AMP - Associação Médica do Paraná — Prova 2025
Ana Maria, 55 anos, sentindo-se cansada e achando-se envelhecida, encontrou várias promessas nas mídias sociais para revigorar-se, usando suplementos vitamínicos, fitoterápicos e suplementação hormonal. Após consulta online recebeu vários compostos em casa e iniciou o uso como recomendado. Dois meses após o início das medicações percebeu urina escura e piora do quadro de cansaço, agora acompanhada de dor do tipo desconforto em quadrante superior direito e náuseas. O apetite diminuiu drasticamente e registrou perda de 5 quilos. Não lembra de episódios de febre e o ritmo intestinal permanece diário. O exame clínico é inespecífico, exceto pela pigmentação da pele e desconforto à palpação de abdômen. Exames laboratoriais revelaram: fosfatase alcalina 450 UI/L; bilirrubinas totais de 9,0 mg/dL, com bilirrubina direta de 6,9 mg/dL; Transaminases = AST: 560 UI/L, ALT: 880. U/L. Ultrassom de abdômen mostra vesícula sem cálculos com a não visualização do ducto colédoco. A conduta mais adequada, no momento, além da suspensão das medicações suspeitas, seria solicitar:
Icterícia + ↑ Transaminases após suplementos → Suspender substância + Imagem (TC/RM) para excluir obstrução biliar.
A suspeita de DILI (Drug-Induced Liver Injury) exige a exclusão de outras causas de hepatite e, crucialmente, de obstruções mecânicas das vias biliares através de exames de imagem abdominal.

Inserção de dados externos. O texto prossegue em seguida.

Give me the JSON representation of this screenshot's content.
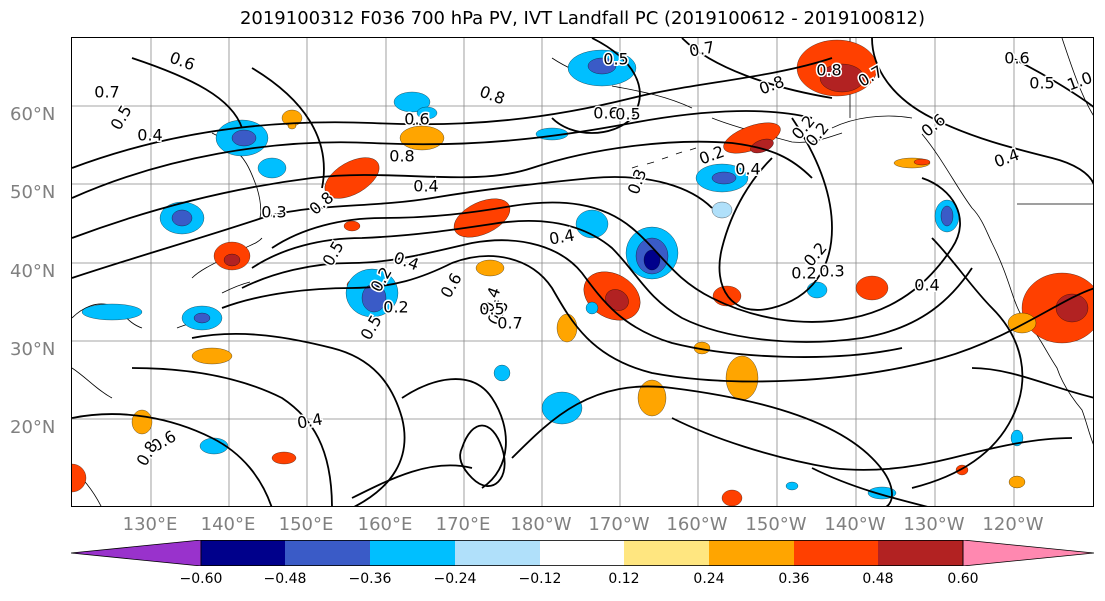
{
  "title": "2019100312 F036 700 hPa PV, IVT Landfall PC (2019100612 - 2019100812)",
  "lat_labels": [
    "60°N",
    "50°N",
    "40°N",
    "30°N",
    "20°N"
  ],
  "lon_labels": [
    "130°E",
    "140°E",
    "150°E",
    "160°E",
    "170°E",
    "180°W",
    "170°W",
    "160°W",
    "150°W",
    "140°W",
    "130°W",
    "120°W"
  ],
  "colorbar": {
    "colors": [
      "#9932cc",
      "#00008b",
      "#3a5bc7",
      "#00bfff",
      "#b0e0fa",
      "#ffffff",
      "#ffe680",
      "#ffa500",
      "#ff4000",
      "#b22222",
      "#ff88b0"
    ],
    "tick_labels": [
      "−0.60",
      "−0.48",
      "−0.36",
      "−0.24",
      "−0.12",
      "0.12",
      "0.24",
      "0.36",
      "0.48",
      "0.60"
    ]
  },
  "contour_labels": [
    "0.6",
    "0.7",
    "0.5",
    "0.4",
    "0.8",
    "0.6",
    "0.5",
    "0.7",
    "0.6",
    "0.8",
    "0.7",
    "0.6",
    "0.5",
    "1.0",
    "0.8",
    "0.6",
    "0.4",
    "0.3",
    "0.8",
    "0.4",
    "0.8",
    "0.5",
    "0.4",
    "0.4",
    "0.5",
    "0.3",
    "0.2",
    "0.2",
    "0.3",
    "0.4",
    "0.2",
    "0.2",
    "0.4",
    "0.2",
    "0.2",
    "0.2",
    "0.5",
    "0.4",
    "0.5",
    "0.7",
    "0.5",
    "0.6",
    "0.4",
    "0.6",
    "0.8"
  ]
}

A lesão hepática induzida por drogas (DILI) pode apresentar padrões hepatocelulares (↑ALT), colestáticos (↑FA/GGT) ou mistos. O caso clínico apresenta um padrão misto com icterícia importante. A conduta imediata é a suspensão de todos os agentes suspeitos e a investigação sistemática para descartar diagnósticos diferenciais graves, como obstrução biliar extra-hepática.
O diagnóstico de DILI é de exclusão. Requer nexo temporal entre a exposição à droga/suplemento e o início da lesão, melhora após suspensão e exclusão rigorosa de hepatites virais, autoimunes, isquêmicas e causas obstrutivas biliares.
Esteroides anabolizantes, suplementos para perda de peso (como extrato de chá verde), fitoterápicos (Kava-kava) e suplementos multivitamínicos em excesso são causas frequentes de lesão hepatocelular ou colestática.
Embora o USG seja o primeiro passo, a TC ou RM de abdômen oferecem maior sensibilidade para avaliar o colédoco distal e descartar microcálculos ou compressões extrínsecas que podem mimetizar o padrão colestático da DILI.